Yahoo! Site Explorer has a similar
tool. Select your site from the "My Sites" list. Then click on "Actions", followed
by "Dynamic URLs" in the menu on the left. Enter
the parameter name in the appropriate text box, and choose "Remove From URLs". This will
have the same effect as the Google tool. It will begin to filter the named parameter from the URLs
it encounters for your domain.
Repairing Canonicalization Without Redirects
Many webmasters don't have access to server redirect tools like Apache's
.htaccess file, so they can't install conventional redirects to solve canonicalization problems.
Fortunately, there is a simple alternative.

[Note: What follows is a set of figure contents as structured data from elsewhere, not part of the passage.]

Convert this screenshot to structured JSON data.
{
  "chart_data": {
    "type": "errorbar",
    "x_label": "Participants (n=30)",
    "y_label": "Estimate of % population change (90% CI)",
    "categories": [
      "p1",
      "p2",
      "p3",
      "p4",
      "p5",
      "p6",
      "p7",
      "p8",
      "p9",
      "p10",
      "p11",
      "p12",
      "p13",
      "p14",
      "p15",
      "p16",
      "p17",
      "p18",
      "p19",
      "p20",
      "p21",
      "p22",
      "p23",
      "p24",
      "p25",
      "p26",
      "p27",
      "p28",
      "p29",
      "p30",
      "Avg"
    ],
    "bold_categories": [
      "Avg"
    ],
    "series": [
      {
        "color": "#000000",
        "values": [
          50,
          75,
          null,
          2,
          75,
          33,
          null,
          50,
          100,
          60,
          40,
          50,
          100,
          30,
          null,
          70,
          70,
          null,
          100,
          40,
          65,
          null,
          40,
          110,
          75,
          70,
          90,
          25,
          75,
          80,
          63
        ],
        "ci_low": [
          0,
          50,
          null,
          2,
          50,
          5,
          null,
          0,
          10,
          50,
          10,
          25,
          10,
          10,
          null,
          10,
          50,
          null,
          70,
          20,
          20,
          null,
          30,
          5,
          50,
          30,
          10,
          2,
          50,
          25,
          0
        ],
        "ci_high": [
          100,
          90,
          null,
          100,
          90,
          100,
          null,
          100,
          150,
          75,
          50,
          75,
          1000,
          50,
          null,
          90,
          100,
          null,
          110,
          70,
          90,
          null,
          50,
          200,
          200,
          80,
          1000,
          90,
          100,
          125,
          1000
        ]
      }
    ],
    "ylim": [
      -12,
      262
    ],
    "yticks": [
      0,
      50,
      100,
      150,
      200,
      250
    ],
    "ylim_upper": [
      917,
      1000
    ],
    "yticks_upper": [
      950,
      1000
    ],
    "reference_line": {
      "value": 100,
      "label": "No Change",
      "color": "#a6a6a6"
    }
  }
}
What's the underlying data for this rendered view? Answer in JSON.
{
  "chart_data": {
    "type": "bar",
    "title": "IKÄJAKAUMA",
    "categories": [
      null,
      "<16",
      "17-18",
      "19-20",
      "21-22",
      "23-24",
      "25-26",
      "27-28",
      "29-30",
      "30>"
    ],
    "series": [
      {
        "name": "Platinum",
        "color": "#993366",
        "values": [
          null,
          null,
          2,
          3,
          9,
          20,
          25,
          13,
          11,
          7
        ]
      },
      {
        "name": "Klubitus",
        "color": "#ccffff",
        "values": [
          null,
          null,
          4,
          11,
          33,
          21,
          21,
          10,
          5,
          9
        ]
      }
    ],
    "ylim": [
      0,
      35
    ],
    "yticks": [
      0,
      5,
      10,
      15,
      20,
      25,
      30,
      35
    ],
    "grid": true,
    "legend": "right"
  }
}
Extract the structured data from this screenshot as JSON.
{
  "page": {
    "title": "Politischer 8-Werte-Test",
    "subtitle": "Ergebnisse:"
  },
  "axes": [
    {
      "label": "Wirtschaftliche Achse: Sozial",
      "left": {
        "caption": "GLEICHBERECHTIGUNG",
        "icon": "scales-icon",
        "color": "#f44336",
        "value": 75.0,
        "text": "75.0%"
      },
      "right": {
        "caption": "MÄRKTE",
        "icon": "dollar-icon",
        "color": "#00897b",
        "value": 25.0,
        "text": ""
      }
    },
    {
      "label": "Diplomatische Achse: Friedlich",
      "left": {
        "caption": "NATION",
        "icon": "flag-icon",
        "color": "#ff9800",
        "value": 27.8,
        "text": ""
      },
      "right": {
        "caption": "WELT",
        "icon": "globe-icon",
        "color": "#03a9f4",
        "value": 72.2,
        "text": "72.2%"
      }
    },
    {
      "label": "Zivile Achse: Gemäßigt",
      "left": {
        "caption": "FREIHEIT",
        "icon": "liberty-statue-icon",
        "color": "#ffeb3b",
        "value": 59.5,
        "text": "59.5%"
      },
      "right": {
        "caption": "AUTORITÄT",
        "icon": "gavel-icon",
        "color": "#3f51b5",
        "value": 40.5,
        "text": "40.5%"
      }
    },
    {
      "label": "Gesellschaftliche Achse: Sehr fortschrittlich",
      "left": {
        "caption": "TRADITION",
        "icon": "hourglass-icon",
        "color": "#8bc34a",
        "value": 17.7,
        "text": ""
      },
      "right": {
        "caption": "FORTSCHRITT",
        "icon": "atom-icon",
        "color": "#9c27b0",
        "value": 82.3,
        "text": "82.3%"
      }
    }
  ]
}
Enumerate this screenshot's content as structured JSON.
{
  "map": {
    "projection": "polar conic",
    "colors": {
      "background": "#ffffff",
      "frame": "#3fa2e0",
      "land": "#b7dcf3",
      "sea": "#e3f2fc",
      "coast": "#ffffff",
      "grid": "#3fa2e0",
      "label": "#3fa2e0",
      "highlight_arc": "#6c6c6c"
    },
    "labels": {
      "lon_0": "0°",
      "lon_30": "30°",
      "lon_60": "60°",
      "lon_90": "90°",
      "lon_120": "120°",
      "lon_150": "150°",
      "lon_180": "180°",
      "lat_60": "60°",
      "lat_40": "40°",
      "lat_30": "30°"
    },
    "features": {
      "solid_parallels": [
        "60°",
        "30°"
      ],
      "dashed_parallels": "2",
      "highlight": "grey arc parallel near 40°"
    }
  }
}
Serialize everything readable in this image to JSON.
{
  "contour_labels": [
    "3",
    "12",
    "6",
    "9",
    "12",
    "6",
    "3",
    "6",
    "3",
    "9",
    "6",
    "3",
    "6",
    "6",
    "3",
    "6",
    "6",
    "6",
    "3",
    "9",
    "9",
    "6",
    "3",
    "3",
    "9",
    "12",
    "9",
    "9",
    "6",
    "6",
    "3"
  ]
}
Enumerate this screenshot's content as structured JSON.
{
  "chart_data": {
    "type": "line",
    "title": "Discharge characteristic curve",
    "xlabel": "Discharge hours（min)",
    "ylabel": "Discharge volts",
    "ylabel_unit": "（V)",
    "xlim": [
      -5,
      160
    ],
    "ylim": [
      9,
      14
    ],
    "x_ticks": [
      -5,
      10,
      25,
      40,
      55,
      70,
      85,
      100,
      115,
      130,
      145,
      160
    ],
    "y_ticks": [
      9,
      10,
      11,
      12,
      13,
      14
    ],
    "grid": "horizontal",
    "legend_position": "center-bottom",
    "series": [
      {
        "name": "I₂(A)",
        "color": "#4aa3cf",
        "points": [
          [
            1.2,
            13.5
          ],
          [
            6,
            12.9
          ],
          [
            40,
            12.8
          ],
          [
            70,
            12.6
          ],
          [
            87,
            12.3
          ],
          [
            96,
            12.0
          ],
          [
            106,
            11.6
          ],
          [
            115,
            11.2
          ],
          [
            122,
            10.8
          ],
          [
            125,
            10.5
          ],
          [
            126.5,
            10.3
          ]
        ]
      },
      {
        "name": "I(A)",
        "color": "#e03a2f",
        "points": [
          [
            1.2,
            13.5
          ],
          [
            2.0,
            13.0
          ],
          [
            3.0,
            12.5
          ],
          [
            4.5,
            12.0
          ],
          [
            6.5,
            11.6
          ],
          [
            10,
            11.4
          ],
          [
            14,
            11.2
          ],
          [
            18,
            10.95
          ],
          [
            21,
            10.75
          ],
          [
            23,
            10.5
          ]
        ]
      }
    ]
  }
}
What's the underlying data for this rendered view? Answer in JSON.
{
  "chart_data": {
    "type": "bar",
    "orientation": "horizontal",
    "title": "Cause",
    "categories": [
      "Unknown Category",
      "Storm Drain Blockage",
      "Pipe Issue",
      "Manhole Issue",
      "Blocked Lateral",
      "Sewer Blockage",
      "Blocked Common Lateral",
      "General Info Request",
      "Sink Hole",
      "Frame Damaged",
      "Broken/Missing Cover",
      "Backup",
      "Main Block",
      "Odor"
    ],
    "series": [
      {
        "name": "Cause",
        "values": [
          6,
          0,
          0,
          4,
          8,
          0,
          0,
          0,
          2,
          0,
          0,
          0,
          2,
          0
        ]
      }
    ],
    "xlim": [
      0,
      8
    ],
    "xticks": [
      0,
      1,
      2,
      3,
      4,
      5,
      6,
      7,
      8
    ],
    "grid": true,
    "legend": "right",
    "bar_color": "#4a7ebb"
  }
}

In February 2009, the major search engines gave all webmasters a very powerful and easy-to-use
method of preventing and repairing canonicalization tools. The four largest search engines:
Google, Yahoo!, MSN, and Ask.com have all agreed to support a new canonicalization attribute for
the <link> tag that goes in the <head> section of your HTML documents. The syntax is
as follows:
<link rel="canonical" href="http://www.yoursite.com/" />
This tag will be used as "a very strong hint" in determining the canonical version of
a URL within a single domain. It is treated as a 301 redirect for such purposes. For more information, see
the Google Webmaster Blog post:
Specify Your Canonical, and Matt Cutts' article:
Learn About The Canonical Link Element in 5 Minutes. Both are well worth reading, but Matt Cutts really
explains the impact on rankings and ideas for when it's appropriate to take action.
Site owners who operate multiple websites for a single company or organization
face the issue of the best way to deal with duplicate content on pages that contain information like
contact details or terms of use that are common to all of their websites. Overall, there is no reason
to worry about duplicate content for these pages since they are rarely pages that need to rank well.
You should simply provide a clear navigation path for users who are looking for such information in
the normal design of your website, and let your other pages carry the burden for ranking issues.